Ortenau
The Ortenau, originally called Mortenau, is a historic region in the present-day German state of Baden-Württemberg. It is located on the right bank of the river Rhine, stretching from the Upper Rhine Plain to the foothill zone of the Black Forest. In the south, it borders on the Breisgau region, covering approximately the same area as the Ortenaukreis, a present-day administrative district with its centre at Offenburg.

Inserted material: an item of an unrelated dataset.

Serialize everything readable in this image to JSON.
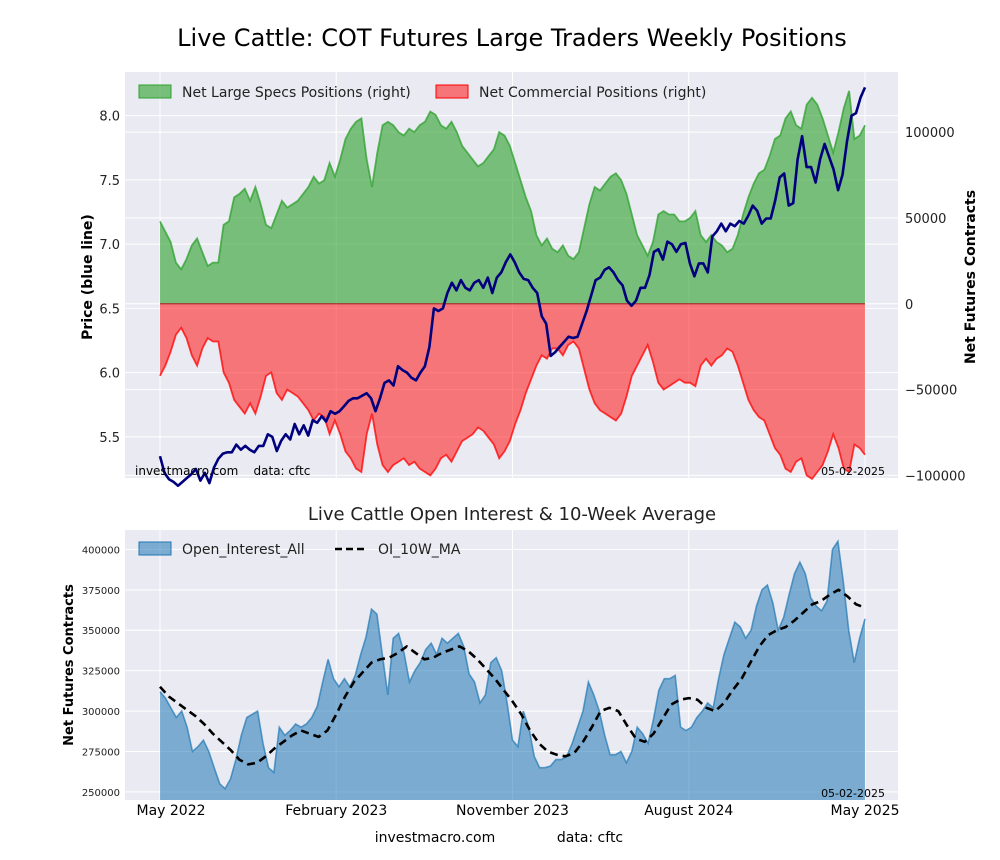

The region was first mentioned as Mordunouva in a 763 deed. Then an early medieval county (Gau) in the German stem duchy of Swabia, it received its name from a fortification near Ortenberg at the site of later Ortenberg Castle. In 1007, King Henry II enfeoffed the Bishops of Bamberg with the Ortenau estates. However, as the bishops were not able to control their remote Swabian lands themselves, they entrusted the rule to the local noble House of Zähringen. When the Zähringen dukes became extinct in 1218, quarrels broke out over their succession between their Baden heirs, the Bishops of Straßburg, and the Hohenstaufen emperor Frederick II. As a result, the former county disintegrated, and several smaller states formed in its place. Parts fell to the Prince-Bishopric of Strasbourg; the territories that remained in the possession of the emperor formed a Landvogtei, the Landvogtei Ortenau. Between 1803 and 1819, the Ortenau became part of the Grand Duchy of Baden.